Position description Edit
Outfielders must cover large distances, so speed, instincts, and quickness in reacting to the ball are key. They must be able to catch fly balls above their head and on the run. They must be able to throw the ball accurately over a long distance to be effective; they must also learn to judge whether to attempt a difficult catch and risk letting the ball get past them, or to instead allow the ball to fall in order to guarantee a swift play and prevent the advance of runners. Left fielders must also familiarize themselves with the varying configurations of different ballparks' foul territory, and prevent balls hit down the foul lines from getting past them into the left field corner. Amateur players may find it difficult to concentrate on the game, since they are so far from the action. Emphasizing the correct position will give outfield players something to concentrate on at each pitch. Hits to left field tend to curve toward the left field foul line, and left fielders must learn to adjust to that.
Of all outfielders, the left fielder often will have the weakest arm, as they generally do not need to throw the ball as far to prevent the advance of any baserunners. The left fielder still requires good fielding and catching skills, and tends to receive more balls than the right fielder because right-handed hitters tend to "pull" the ball into left field. The left fielder also backs up third base on pick-off attempts from the catcher or pitcher and bunts, when possible. Also if a runner is stealing third base the left fielder must back up the throw from the catcher. Left fielders must also back up third base when a ball is thrown from right field, and back up center field when a pop fly is hit into the pocket.

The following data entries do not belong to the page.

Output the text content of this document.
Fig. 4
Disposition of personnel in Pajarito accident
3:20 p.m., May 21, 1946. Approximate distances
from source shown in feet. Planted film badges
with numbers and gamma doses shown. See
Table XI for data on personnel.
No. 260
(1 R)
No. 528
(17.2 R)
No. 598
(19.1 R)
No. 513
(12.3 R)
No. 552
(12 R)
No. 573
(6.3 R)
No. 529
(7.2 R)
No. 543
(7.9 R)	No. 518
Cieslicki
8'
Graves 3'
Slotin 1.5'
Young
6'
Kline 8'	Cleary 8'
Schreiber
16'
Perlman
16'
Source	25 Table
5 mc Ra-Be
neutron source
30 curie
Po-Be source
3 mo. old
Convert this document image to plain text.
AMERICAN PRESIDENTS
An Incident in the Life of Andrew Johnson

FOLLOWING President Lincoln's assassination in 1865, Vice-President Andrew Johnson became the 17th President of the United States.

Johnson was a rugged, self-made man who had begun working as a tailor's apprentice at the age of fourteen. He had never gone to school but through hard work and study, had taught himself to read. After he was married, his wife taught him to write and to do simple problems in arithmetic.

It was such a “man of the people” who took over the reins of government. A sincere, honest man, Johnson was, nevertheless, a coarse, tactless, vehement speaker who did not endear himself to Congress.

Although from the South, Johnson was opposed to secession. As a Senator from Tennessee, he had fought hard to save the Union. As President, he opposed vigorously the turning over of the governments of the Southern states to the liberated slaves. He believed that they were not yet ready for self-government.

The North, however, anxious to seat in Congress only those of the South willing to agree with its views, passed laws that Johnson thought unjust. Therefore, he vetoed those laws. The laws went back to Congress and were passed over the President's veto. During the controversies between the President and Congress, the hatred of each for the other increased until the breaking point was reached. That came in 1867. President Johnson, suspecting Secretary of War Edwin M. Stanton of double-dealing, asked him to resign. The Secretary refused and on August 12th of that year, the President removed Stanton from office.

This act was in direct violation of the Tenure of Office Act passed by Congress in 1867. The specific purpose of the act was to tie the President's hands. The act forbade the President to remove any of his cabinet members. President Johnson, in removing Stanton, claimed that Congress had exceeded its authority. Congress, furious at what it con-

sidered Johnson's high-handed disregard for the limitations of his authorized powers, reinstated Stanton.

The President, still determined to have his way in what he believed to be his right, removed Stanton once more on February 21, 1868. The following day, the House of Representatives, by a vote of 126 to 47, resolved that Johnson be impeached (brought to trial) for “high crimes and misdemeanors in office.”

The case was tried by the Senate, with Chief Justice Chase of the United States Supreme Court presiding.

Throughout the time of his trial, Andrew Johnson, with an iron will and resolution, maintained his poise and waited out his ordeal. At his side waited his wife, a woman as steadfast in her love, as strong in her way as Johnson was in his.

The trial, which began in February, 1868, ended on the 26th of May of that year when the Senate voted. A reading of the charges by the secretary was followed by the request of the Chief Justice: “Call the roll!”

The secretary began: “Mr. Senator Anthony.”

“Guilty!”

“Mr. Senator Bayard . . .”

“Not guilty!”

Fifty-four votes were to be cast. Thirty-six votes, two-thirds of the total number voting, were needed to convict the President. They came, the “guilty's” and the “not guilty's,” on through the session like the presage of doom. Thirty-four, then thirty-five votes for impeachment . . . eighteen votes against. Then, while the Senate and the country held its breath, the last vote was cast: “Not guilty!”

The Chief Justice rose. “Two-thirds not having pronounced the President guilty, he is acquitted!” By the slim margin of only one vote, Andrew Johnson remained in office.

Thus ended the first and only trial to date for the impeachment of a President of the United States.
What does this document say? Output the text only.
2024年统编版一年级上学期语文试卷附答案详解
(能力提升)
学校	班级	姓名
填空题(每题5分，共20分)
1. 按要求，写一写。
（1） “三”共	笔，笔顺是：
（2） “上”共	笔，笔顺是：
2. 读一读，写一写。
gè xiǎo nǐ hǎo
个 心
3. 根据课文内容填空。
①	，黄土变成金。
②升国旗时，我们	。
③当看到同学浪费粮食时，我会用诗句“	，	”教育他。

Notable left fielders Edit
Here is a list of renowned left fielders who were inducted into the Hall of Fame (*), and/or were winners of the Gold Glove Award (GG).
Out of left field Edit
The phrase "out of left field" is popular vernacular (first attested in 1961) meaning "wildly unrelated to the subject being discussed", and "out in left field" means "a little crazy". One theory involves the "Death Valley" in Yankee Stadium circa 1923–1988. During this time period, the shape of the outfield in Yankee Stadium roughly approximated an oval, with the "long" portion pointing to left-center. A left-fielder would thus typically be stationed further back from the action than the center or right fielders, as he would have a greater amount of ground to cover. Hence, "out in left field" meant one was furthest from the action taking place at home-plate, and the most likely to draw erroneous, fanciful conclusions about that action. Another, likely apocryphal, theory is that this refers to the popularity of seats in right field at Yankee Stadium while Babe Ruth was playing that position; buying a seat in left field would have been "stupid". Another theory is that this arose at Chicago's second West Side Park, home of the Chicago Cubs from 1893 to 1915. After the Cubs moved to what is now Wrigley Field, the West Side Park property eventually became the home of the University of Illinois College of Medicine. The U of I built its Neuropsychiatric Institute building in what had been left field.A fourth theory is derived directly from the experience of players. A runner attempting to score from third base will have ones's back to left field, thus a throw to the plate "out of left field" can arrive seemingly out of nowhere as a surprise to the runner.